"Podsumowując uważamy, że epidemia COVID-19 będzie miała ograniczony wpływ na sytuację podażową na krajowym rynku żywności. Z kolei obserwowany obecnie silny wzrost popytu na żywność ma charakter przejściowy i w najbliższych dniach wygaśnie. W kolejnych kwartałach czynnikiem oddziałującym w kierunku spowolnienia wzrostu cen żywności będzie pogorszenie sytuacji na rynku pracy i obniżenie dynamiki dochodów gospodarstw domowych. W konsekwencji podtrzymujemy nasz scenariusz, zgodnie z którym dynamika cen żywności osiągnie swoje maksimum lokalne w I kw. br., a w kolejnych miesiącach będzie kształtowała się w łagodnym trendzie spadkowym" - czytamy w "Kwartalniku Agrobiznesu".
Autorzy raportu wskazują, że ryzyko zerwania łańcuchów dostaw w sektorze rolno-spożywczym na terenie kraju oceniane jest jako niskie.
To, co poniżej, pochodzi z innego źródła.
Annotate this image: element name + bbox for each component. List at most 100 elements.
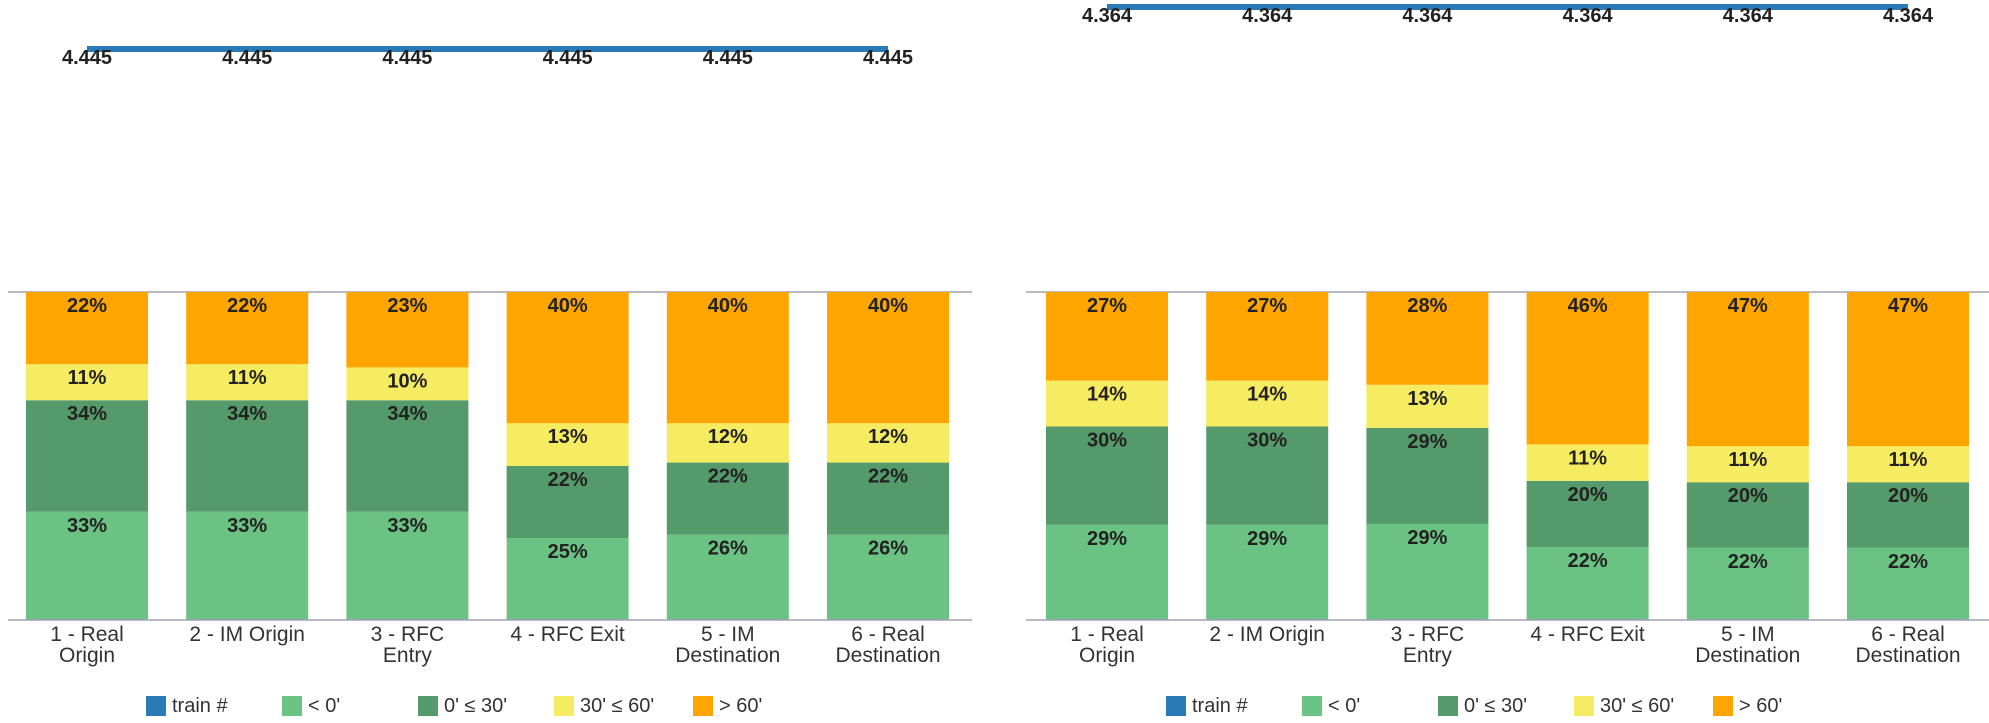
legend-swatch [1713, 696, 1733, 716]
data-label: 27% [1087, 295, 1127, 317]
data-label: 12% [868, 426, 908, 448]
data-label: 29% [1247, 528, 1287, 550]
data-label: 29% [1407, 527, 1447, 549]
legend-swatch [282, 696, 302, 716]
bar-segment [1847, 547, 1969, 620]
legend-swatch [146, 696, 166, 716]
data-label: 47% [1728, 295, 1768, 317]
bar-segment [666, 534, 789, 620]
category-label: 2 - IM Origin [189, 623, 305, 646]
data-label: 28% [1407, 295, 1447, 317]
bar-segment [346, 511, 469, 620]
data-label: 33% [227, 515, 267, 537]
legend-item: < 0' [1302, 694, 1360, 718]
category-label: 1 - Real [1070, 623, 1144, 646]
category-label: 4 - RFC Exit [510, 623, 625, 646]
train-value-label: 4.364 [1082, 5, 1133, 27]
bar-segment [1686, 292, 1809, 447]
train-value-label: 4.445 [62, 47, 112, 69]
bar-segment [666, 462, 789, 535]
legend-item: 0' ≤ 30' [418, 694, 507, 718]
bar-segment [506, 465, 629, 538]
legend-item: > 60' [693, 694, 762, 718]
category-label: 2 - IM Origin [1209, 623, 1325, 646]
data-label: 25% [548, 541, 588, 563]
bar-segment [827, 292, 949, 424]
data-label: 30% [1087, 429, 1127, 451]
data-label: 47% [1888, 295, 1928, 317]
train-value-label: 4.364 [1242, 5, 1293, 27]
bar-segment [26, 292, 148, 365]
data-label: 11% [228, 367, 267, 389]
category-label: Origin [1079, 644, 1135, 667]
bar-segment [666, 292, 789, 424]
legend-item: train # [146, 694, 228, 718]
legend-label: > 60' [719, 694, 763, 717]
bar-segment [506, 538, 629, 620]
legend-label: 30' ≤ 60' [580, 694, 655, 717]
bar-segment [186, 292, 309, 365]
data-label: 29% [1087, 528, 1127, 550]
data-label: 40% [548, 295, 588, 317]
data-label: 20% [1888, 485, 1928, 507]
data-label: 14% [1087, 384, 1127, 406]
data-label: 40% [868, 295, 908, 317]
data-label: 11% [1568, 447, 1607, 469]
data-label: 34% [227, 403, 267, 425]
legend-item: 30' ≤ 60' [554, 694, 654, 718]
category-label: Entry [383, 644, 433, 667]
legend-swatch [1438, 696, 1458, 716]
bar-segment [827, 423, 949, 463]
data-label: 22% [67, 295, 107, 317]
legend-item: train # [1166, 694, 1248, 718]
data-label: 29% [1407, 431, 1447, 453]
data-label: 30% [1247, 429, 1287, 451]
bar-segment [1526, 547, 1649, 620]
bar-segment [1526, 444, 1649, 481]
category-label: 5 - IM [701, 623, 755, 646]
bar-segment [506, 292, 629, 424]
bar-segment [1686, 547, 1809, 620]
train-value-label: 4.445 [703, 47, 753, 69]
data-label: 22% [708, 466, 748, 488]
bar-segment [26, 364, 148, 401]
data-label: 23% [387, 295, 427, 317]
legend-swatch [1166, 696, 1186, 716]
bar-segment [1046, 380, 1168, 427]
bar-segment [186, 511, 309, 620]
legend-swatch [554, 696, 574, 716]
legend-label: < 0' [1328, 694, 1361, 717]
bar-segment [1206, 292, 1329, 381]
category-label: Origin [59, 644, 115, 667]
data-label: 26% [708, 538, 748, 560]
bar-segment [1366, 427, 1489, 524]
legend-swatch [1302, 696, 1322, 716]
bar-segment [1686, 446, 1809, 483]
bar-segment [1526, 480, 1649, 548]
bar-segment [1206, 380, 1329, 427]
data-label: 46% [1568, 295, 1608, 317]
bar-segment [1526, 292, 1649, 445]
category-label: Entry [1403, 644, 1453, 667]
data-label: 22% [1888, 551, 1928, 573]
bar-segment [346, 292, 469, 368]
data-label: 10% [387, 370, 427, 392]
bar-segment [186, 364, 309, 401]
data-label: 34% [387, 403, 427, 425]
bar-segment [1206, 426, 1329, 525]
bar-segment [506, 423, 629, 466]
train-value-label: 4.364 [1402, 5, 1453, 27]
data-label: 22% [1568, 550, 1608, 572]
bar-segment [346, 400, 469, 512]
train-value-label: 4.364 [1563, 5, 1614, 27]
bar-segment [1686, 482, 1809, 548]
legend-label: train # [1192, 694, 1248, 717]
legend-item: 0' ≤ 30' [1438, 694, 1527, 718]
legend-swatch [1574, 696, 1594, 716]
data-label: 14% [1247, 384, 1287, 406]
data-label: 40% [708, 295, 748, 317]
data-label: 11% [1889, 449, 1928, 471]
"Łańcuchy dostaw w sektorze rolno-spożywczym są o wiele krótsze od tych w innych działach produkcji przemysłowej. Wiele firm z jest zintegrowana pionowo, czyli ich działalność obejmuje cały cykl produkcyjny. Jednocześnie cykle produkcyjne podstawowych rodzajów żywności, takich jak pieczywo, mięso oraz produkty mleczna są na ogół w całości zlokalizowane na terenie Polski" - czytamy dalej.
Analitycy wskazują, że ryzyko występuje w przypadku dóbr pośrednich wykorzystywanych w produkcji żywności w Polsce, które nie są wytwarzane w kraju, a także żywności importowanej.